Smacco ai governanti imperialisti
Il popolo irlandese boccia l'Ue imperialista

Nel referendum del 12 giugno il popolo irlandese ha bocciato il trattato di Lisbona e con esso l'Unione europea imperialista. Al voto hanno partecipato poco più della metà degli aventi diritto e tra i voti validi il No ha prevalso col 53,4%, pari a 862.415 voti, sul Sì che si è fermato al 46,6%, pari a 752.451 voti.
Un risultato doppiamente significativo dato che le indicazioni per un voto favorevole al trattato erano state date da una coalizione che sembrava a prova di bomba poiché rappresentava il 95% dei partiti parlamentari.
Tre anni dopo il voto contrario di Francia e Olanda che aveva affossato il progetto della nuova Costituzione europea, anche il semplificato Trattato di Lisbona, varato nella capitale portoghese il 13 dicembre scorso per far ripartire la riforma istituzionale della superpotenza imperialista europea, ha subito quantomeno uno stop e non entrerà in vigore dal primo gennaio 2009 come era in programma.

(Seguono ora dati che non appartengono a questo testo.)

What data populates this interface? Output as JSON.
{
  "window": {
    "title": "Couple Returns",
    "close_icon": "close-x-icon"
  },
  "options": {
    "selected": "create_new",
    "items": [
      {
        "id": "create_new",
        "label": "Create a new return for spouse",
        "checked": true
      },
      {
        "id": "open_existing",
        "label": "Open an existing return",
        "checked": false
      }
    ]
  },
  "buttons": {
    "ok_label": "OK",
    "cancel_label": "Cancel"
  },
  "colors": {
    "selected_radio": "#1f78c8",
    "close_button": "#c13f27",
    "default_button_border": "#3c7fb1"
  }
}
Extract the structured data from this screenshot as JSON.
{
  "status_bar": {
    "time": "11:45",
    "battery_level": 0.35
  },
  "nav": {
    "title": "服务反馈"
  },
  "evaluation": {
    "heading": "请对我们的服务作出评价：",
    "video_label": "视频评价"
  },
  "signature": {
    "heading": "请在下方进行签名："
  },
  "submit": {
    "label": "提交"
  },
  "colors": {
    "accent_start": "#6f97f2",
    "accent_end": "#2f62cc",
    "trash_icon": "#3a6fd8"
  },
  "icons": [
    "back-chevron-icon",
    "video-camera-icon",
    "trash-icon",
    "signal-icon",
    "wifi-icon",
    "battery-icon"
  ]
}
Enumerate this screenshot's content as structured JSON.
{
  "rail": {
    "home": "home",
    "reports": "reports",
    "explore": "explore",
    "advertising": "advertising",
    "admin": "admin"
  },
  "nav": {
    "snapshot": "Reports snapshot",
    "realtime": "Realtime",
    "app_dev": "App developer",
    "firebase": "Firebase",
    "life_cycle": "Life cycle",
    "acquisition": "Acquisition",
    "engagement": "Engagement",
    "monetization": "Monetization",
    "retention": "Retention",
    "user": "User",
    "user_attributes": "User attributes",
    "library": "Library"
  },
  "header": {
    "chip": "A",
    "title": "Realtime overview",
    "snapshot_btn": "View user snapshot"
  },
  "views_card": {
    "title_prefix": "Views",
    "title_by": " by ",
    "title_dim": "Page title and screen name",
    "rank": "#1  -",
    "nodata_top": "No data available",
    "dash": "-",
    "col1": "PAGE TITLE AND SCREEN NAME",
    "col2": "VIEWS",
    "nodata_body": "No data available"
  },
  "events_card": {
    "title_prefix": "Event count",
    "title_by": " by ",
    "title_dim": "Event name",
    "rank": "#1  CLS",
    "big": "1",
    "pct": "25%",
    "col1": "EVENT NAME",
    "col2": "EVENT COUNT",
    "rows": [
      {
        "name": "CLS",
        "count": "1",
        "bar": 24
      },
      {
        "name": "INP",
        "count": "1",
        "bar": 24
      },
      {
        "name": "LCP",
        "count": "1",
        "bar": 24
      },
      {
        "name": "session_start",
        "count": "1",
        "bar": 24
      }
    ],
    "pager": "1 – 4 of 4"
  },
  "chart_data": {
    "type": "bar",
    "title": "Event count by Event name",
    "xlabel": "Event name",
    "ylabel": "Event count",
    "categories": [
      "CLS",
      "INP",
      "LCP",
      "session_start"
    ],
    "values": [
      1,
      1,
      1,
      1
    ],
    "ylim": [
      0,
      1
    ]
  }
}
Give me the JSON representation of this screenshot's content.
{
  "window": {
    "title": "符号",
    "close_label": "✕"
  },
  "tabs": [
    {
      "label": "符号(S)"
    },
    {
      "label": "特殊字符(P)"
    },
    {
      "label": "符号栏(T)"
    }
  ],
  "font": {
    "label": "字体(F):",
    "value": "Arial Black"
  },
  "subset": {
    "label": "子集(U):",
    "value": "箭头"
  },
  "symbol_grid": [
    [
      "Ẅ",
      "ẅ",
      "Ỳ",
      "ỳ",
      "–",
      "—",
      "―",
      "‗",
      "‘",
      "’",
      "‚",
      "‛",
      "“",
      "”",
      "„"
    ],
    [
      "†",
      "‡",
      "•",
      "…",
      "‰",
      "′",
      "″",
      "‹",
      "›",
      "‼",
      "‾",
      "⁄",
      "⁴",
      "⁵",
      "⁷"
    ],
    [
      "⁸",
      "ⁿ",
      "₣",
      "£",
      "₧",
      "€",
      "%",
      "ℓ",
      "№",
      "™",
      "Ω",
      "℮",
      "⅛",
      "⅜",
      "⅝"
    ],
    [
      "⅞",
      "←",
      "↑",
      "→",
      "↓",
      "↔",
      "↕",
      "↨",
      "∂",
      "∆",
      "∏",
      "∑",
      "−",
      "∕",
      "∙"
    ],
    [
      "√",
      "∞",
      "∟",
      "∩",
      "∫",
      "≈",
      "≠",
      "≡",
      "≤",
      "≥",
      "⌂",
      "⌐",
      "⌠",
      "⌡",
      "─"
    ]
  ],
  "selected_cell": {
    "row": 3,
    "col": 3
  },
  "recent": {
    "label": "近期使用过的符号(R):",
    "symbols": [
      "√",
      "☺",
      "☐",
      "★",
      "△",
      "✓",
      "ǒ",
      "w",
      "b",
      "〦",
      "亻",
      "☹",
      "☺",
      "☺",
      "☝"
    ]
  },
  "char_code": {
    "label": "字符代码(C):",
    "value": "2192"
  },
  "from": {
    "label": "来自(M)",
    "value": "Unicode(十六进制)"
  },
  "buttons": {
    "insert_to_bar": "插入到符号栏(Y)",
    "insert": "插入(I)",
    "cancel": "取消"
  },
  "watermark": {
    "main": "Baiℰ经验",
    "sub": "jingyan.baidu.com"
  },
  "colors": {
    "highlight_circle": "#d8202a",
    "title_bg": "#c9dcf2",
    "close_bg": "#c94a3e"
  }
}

Per evitare brutte sorprese dal giudizio popolare, il vertice di Lisbona aveva previsto la ratifica del Trattato a livello parlamentare e 18 dei 27 paesi membri hanno già dato il via libera. Fra i prossimi pareri favorevoli vi sarà quello inglese col premier Gordon Brown più tranquillo della probabile larga maggioranza parlamentare che del parere largamente contrario tra gli elettori.
In Irlanda la via referendaria era imposta dalla costituzione e il governo di Dublino non si è potuto sottrarre al voto. Il risultato è stato uno smacco per i governanti imperialisti.
Già nel 2001 il popolo irlandese aveva bocciato il trattato di Nizza che modificava le istituzioni europee in vista dell'allargamento dell'Ue ai paesi dell'est europeo e solo con un successivo referendum nel 2002 il governo di Dublino riuscì a strappare il consenso degli elettori. È probabile che anche questa volta si tenterà di ripercorrere la stessa strada.
Il presidente della Commissione europea, José Manuel Barroso, che pure ha sottolineato che il verdetto irlandese ha lo stesso peso della bocciatura francese e olandese della bozza costituzionale del 2005, si è detto convinto che il Trattato di Lisbona "non è morto" e ha invitato alla ratifica i paesi che non l'hanno ancora fatto "per sapere esattamente alla fine quali sono le posizioni di tutti i partner".. Non era dello stesso avviso il premier ceco Mirek Topolanek che ha ricordato che "le regole del gioco ci dicono che se un solo Paese ricusa il processo di ratifica, questo è da considerarsi automaticamente finito".
Il cancelliere tedesco Angela Merkel e il presidente francese Nicolas Sarkozy, i padrini del trattato di Lisbona, vogliono che il processo di ratifica vada avanti lo stesso poiché si dicono "convinti che le riforme contenute nel trattato di Lisbona siano necessarie per rendere l'Europa più democratica e più efficace e che le permetteranno di rispondere meglio alle sfide che devono affrontare i suoi cittadini". Come dire che il voto del popolo irlandese non conta.
Lo dice a chiare lettere un furibondo Giorgio Napolitano secondo il quale "le ratifiche devono continuare fino a raggiungere la soglia dei quattro quinti. Non si può neppure immaginare di ripartire da zero". E dopo aver invocato l'eventuale esclusione dell'Irlanda dalla Ue, "è l'ora di una scelta coraggiosa da parte di quanti vogliono dare coerente sviluppo alla costruzione europea lasciandone fuori chi, nonostante impegni solennemente sottoscritti, minaccia di bloccarli", chiude con un'affermazione vergognosa, arrogante e dal sapore mussoliniano: "non si può pensare che la decisione di poco più della metà degli elettori di un Paese che rappresenta meno dell'1% della popolazione dell'Unione possa arrestare l'indispensabile, e oramai non più procrastinabile, processo di riforma".